Yeah Yeah Yeahs were one of the most iconic bands of the alternative scene during the 2000s, and they’re absolutely still going strong to this day, with their recent comeback with new music enough to show anyone just how timeless they really are. And it seems that their fans aren’t the only people to feel this way.

Of course, musicians and artists get inspiration from one another all the time, and that kind of thing spans across genres. Especially when it comes to pop songs and pop musicians taking notes from alternative music and other subcultures and subgenres. That explains how Yeah Yeah Yeahs ended up lending a little bit of their magic to one of the biggest pop groups of the 2000s.

Just take a moment to think about this: what group made for the perfect mini-van music for your mother? How about the ultimate school dance material? It’s The Black Eyed Peas, of course!

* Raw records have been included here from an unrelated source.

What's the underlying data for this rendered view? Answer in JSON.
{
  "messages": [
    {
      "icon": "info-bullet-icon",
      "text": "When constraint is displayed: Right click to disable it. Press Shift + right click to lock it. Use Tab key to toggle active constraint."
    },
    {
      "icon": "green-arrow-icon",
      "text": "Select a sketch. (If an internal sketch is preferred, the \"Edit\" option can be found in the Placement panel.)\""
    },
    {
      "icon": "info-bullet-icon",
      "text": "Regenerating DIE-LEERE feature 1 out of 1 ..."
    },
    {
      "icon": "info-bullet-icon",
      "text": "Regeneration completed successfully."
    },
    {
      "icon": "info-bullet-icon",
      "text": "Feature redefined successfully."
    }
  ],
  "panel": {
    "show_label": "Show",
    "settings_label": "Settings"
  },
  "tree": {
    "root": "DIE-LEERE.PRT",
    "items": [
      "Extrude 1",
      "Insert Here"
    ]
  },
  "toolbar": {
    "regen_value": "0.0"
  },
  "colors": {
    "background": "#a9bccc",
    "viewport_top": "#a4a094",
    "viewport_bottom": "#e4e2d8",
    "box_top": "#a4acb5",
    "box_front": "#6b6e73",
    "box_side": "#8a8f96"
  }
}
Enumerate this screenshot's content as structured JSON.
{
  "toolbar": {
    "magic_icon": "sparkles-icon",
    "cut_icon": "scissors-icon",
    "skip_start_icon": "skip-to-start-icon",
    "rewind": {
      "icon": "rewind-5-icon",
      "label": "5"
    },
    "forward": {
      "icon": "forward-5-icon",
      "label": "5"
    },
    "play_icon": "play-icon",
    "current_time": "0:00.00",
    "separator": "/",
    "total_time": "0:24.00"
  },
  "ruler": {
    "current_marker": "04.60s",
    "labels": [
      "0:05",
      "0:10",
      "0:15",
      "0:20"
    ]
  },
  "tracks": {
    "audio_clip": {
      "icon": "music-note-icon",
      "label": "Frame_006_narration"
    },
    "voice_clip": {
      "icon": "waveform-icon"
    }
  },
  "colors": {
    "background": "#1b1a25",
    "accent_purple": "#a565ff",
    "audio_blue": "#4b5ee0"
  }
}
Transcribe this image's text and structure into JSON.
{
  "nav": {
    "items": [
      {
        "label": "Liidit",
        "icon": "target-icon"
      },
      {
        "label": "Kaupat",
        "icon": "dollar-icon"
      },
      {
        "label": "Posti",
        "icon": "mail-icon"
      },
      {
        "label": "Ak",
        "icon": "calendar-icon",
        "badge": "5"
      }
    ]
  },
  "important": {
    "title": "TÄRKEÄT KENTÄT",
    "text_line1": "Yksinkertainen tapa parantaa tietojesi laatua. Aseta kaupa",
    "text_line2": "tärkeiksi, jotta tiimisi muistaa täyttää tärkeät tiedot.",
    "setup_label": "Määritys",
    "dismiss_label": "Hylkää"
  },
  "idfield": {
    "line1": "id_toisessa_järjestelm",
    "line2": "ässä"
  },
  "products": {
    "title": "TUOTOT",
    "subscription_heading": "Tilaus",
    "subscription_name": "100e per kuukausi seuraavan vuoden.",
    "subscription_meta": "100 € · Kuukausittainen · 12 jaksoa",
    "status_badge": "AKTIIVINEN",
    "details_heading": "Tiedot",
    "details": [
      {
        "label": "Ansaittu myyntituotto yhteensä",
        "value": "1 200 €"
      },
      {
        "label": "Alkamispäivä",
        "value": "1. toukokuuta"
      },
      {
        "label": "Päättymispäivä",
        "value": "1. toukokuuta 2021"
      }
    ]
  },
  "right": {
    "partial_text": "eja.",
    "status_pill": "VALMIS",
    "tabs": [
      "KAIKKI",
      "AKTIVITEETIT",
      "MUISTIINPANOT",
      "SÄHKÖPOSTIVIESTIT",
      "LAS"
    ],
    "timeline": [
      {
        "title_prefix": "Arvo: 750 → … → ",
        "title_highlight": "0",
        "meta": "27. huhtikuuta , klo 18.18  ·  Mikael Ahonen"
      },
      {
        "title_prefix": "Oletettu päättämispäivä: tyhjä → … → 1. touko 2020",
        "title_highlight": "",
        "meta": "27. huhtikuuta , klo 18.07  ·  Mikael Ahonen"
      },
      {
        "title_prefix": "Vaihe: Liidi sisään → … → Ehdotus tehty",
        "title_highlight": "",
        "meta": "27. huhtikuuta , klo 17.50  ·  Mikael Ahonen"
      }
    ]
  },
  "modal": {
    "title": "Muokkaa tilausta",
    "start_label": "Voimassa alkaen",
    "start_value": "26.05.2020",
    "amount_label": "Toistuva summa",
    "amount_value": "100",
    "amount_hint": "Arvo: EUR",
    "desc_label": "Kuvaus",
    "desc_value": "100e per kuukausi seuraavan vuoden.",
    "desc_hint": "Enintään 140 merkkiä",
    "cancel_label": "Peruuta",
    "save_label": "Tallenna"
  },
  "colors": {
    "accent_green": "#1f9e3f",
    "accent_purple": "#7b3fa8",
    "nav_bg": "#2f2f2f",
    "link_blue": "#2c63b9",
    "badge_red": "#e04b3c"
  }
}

The song in question is none other than ‘Meet Me Halfway’, which dominated global charts after its release in 2009.

Upon first hearing the song—actually, even after a few listens—it might be tough to figure out exactly what they got from Yeah Yeah Yeahs, but once it’s pointed out, it’s kind of tough to un-hear it. The song uses a sample of ‘Maps’ by Yeah Yeah Yeahs.

Here’s the thing: one could also very easily make the argument that ‘Maps’ is an iconic pop song of the 2000s, too, but it’s definitely of a different variety, to say the least. ‘Maps’ is sort of the crossover that brings alt-pop into the mainstream, whereas ‘Meet Me Halfway’ is literally the pop anthem that you can recognise anywhere and get a wave of nostalgia.

Yeah Yeah Yeahs have a certain subtlety to their sound that can blend into a pop setting, but not just simply “blend”. ‘Meet Me Halfway’ proves that their sound worked to enhance the pop soundscape and ground it into a more melodic, gritty texture. Obviously, it didn’t do this too much, but it’s just enough that it had the opportunity to shape the architecture of the song.

It is sort of magical, though, considering that it flies under the radar as a sample so well. Many people would argue that this is indeed the purpose of a great sample. Regardless, both songs made their mark on the 2000s, albeit in very different ways. Knowing that they brushed shoulders is extremely satisfying.